Latest Imaginatik Research Study Finds Idea Central Yields Significant ROI on Innovation Initiatives Imaginatik Research's latest study is now available. Entitled "The Long Term Financial Benefits of Idea Management" the report, takes a close look at the return on investment (ROI) of 17 companies that have used Imaginatik's Idea Central idea management software for a period of at least two years. This study is the first accurate study to looked at the actual realised benefits accrued by companies using Idea Management software.

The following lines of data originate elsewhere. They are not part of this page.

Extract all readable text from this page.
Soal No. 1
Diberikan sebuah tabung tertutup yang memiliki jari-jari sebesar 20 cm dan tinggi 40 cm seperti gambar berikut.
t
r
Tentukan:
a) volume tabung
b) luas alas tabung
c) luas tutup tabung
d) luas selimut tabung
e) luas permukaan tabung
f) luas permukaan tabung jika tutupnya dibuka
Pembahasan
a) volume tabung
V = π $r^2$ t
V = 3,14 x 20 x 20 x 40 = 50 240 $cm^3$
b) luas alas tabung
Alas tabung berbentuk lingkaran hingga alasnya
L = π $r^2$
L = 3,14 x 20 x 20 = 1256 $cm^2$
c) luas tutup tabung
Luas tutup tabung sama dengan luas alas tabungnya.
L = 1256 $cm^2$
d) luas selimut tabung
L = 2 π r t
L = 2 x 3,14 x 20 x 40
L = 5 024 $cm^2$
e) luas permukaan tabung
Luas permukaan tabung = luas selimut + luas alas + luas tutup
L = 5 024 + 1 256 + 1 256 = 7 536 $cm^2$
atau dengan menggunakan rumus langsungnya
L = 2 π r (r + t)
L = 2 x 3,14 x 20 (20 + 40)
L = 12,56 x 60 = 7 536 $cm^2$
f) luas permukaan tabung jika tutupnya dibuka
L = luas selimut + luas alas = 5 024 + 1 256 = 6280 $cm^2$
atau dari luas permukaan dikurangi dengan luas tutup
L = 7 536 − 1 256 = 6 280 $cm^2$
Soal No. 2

The study found that the average ROI in the first year of an Idea Central initiative was 251% with an average net return of $19,851 per 100 employees. The benefits and savings were magnified after year two to an average ROI of 927% and average net return of $104,983 per 100 employees. : Failing your way to Innovation Success - March 2005 Raymond de Villiers picks up on the recent trend towards embracing failure in order to achieve innovation leadership. He argues that the perception that failure is always a costly exercise is holding companies back. He goes on to suggest that "There are a few things in your world that your competitors can never copy, and your failures fall into this category. Your failures are uniquely yours, so why not benefit from them?"

So what does he suggest?
1) See failure as an investment
2) Analyze failure and learn from it
3) Create a safe space to share failures
4) Focus on increasing the quantity of ideas generated, not just their quality
5) Distinguish between excusable and inexcusable failure

Wednesday, March 23, 2005

Online Extra: Commentary: Apple's Blueprint for Genius An interesting high-level look at Apple's Innovation program and what makes it different from its competitors. The answer? It's insistence on keeping key functions that give it competitive advantage, like design, internal rather than going to Asian outsourced design manufacturers - and Steve jobs - interesting stuff.

Tuesday, March 08, 2005

HBS Working Knowledge: Globalization: The Rise of Innovation in Asia Yet another article in the rising tide of news pieces looking at Asia, Outsourcing, and Innovation. This one looks at key findings from a recent conference on innovation at Harvard Business School. Some of these include:

- A survey of 200 companies found an "irreversible process" of traditional white-collar jobs being sent to Asia.

- Respondents said they are likely to send work to the following countries: India (69 percent); China (8 percent); the Philippines (5 percent); Latin America (5 percent); Eastern Europe (4 percent); and the Caribbean/Mexico (2 percent).

- More and more, the work being outsourced goes beyond call centers and similar services to include research, HR functions, and engineering services. Researchers expect organizations to create Web-based organizational structures that will help them compete globally.

Technology is again seeming to be the great enabler for asian companies - could the US economy be dying as a result of all the outsourcing? Japan used to rule the Innovation game in the 80's, the US in the 90's, could we now be in a Chinese dominated 00's?